Self-represented appellant Tracy Casalinova argued procedural defects, denial of grievance rights and retaliation in a cause-based summary-process eviction; SK Management defended the eviction as supported by repeated lease violations and argued any presumption of retaliation was rebutted.

The panel heard a summary-process appeal brought by tenant Tracy Casalinova, who represented herself and urged reversal of an eviction she said was founded on erroneous lease violations and a misapplied retaliation standard.

Casalinova said she had lived in federally subsidized housing for more than three decades, that management improperly added lease violations without adequate proof, and that she was denied a grievance she believed federal rural‑development regulations required. She also said a letter about an earlier injury was misdelivered but should have been imputed to the landlord under the imputed-knowledge doctrine, supporting a retaliation claim.

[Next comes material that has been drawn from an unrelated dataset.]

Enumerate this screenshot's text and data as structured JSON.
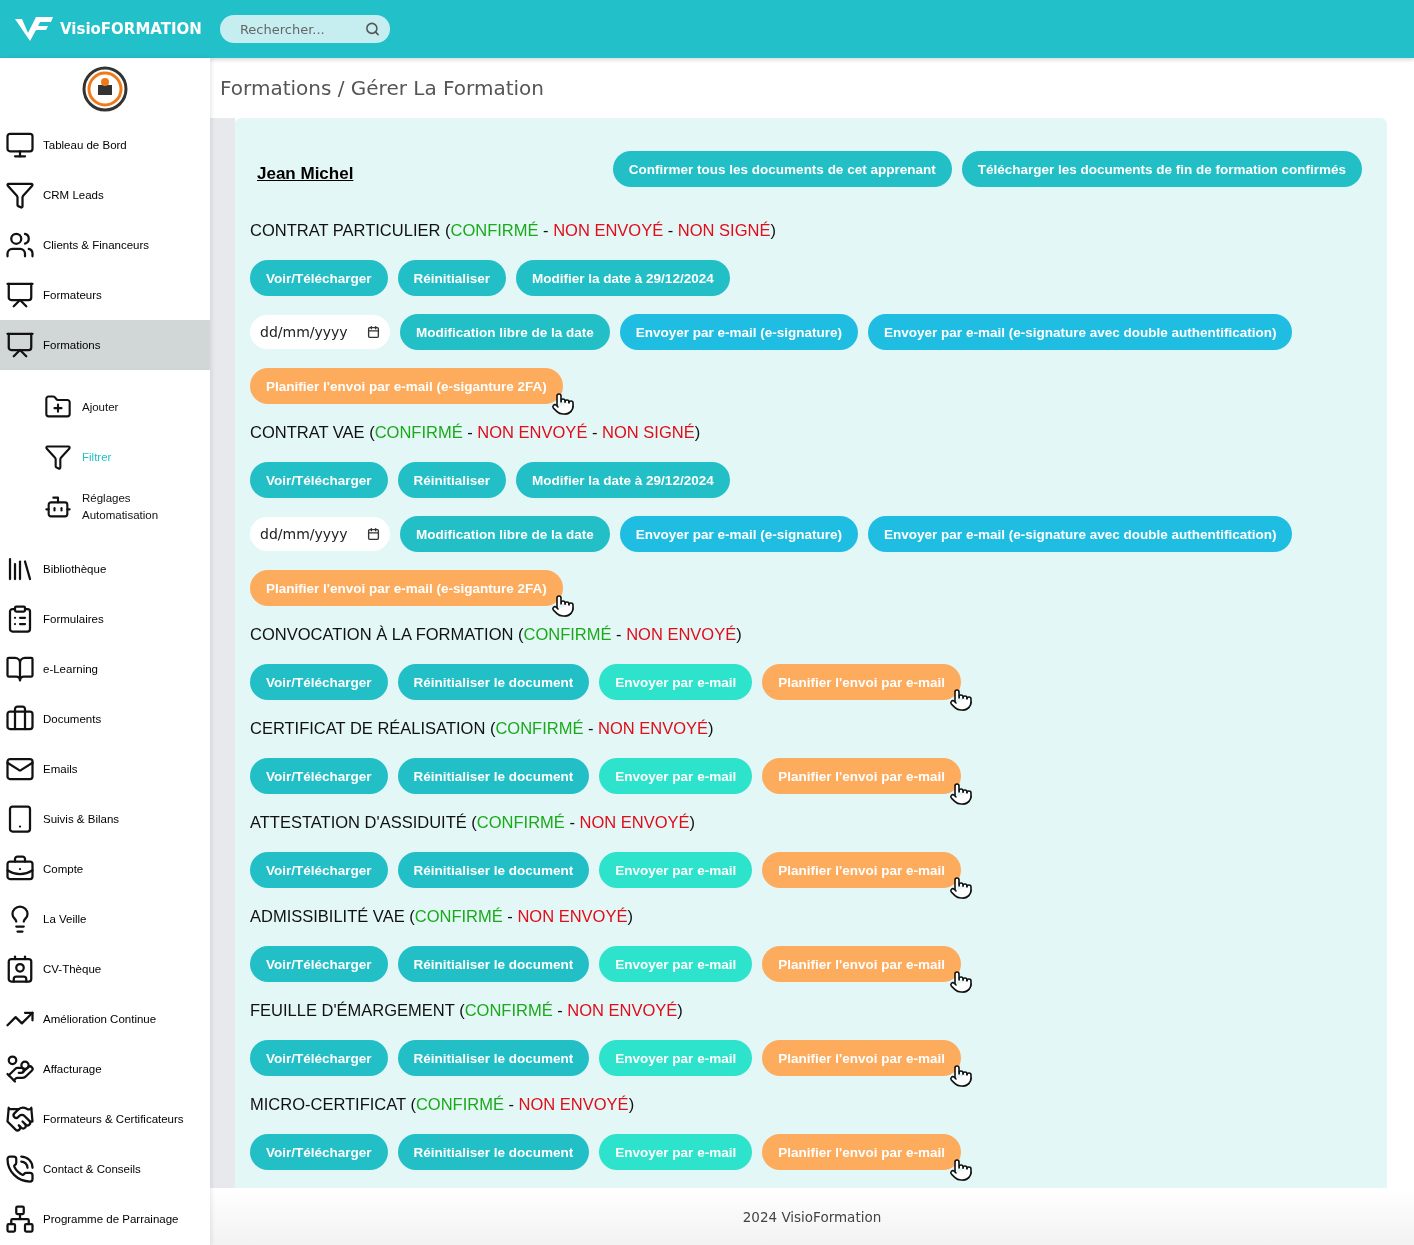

SK Management lawyer Anthony Coletti responded that the complaint named multiple entities (owner, lessor, management agent), that the housing court found the tenant not credible in parts of its factual account, and that substantial documentary and witness evidence—multiple notices of lease violations, videos, and caretakers' testimony—supported a cause-based eviction and overcame any presumption of retaliation by clear and convincing evidence.

Justices questioned whether a management company can bring such actions without counsel (citing Hatcher), whether the appellant carried the initial burden to trigger the rebuttable presumption of retaliation under the statute cited in the record (transcript references to "2 39 2 a" and related provisions), and whether the housing court correctly applied the standard. The court took the matter under advisement.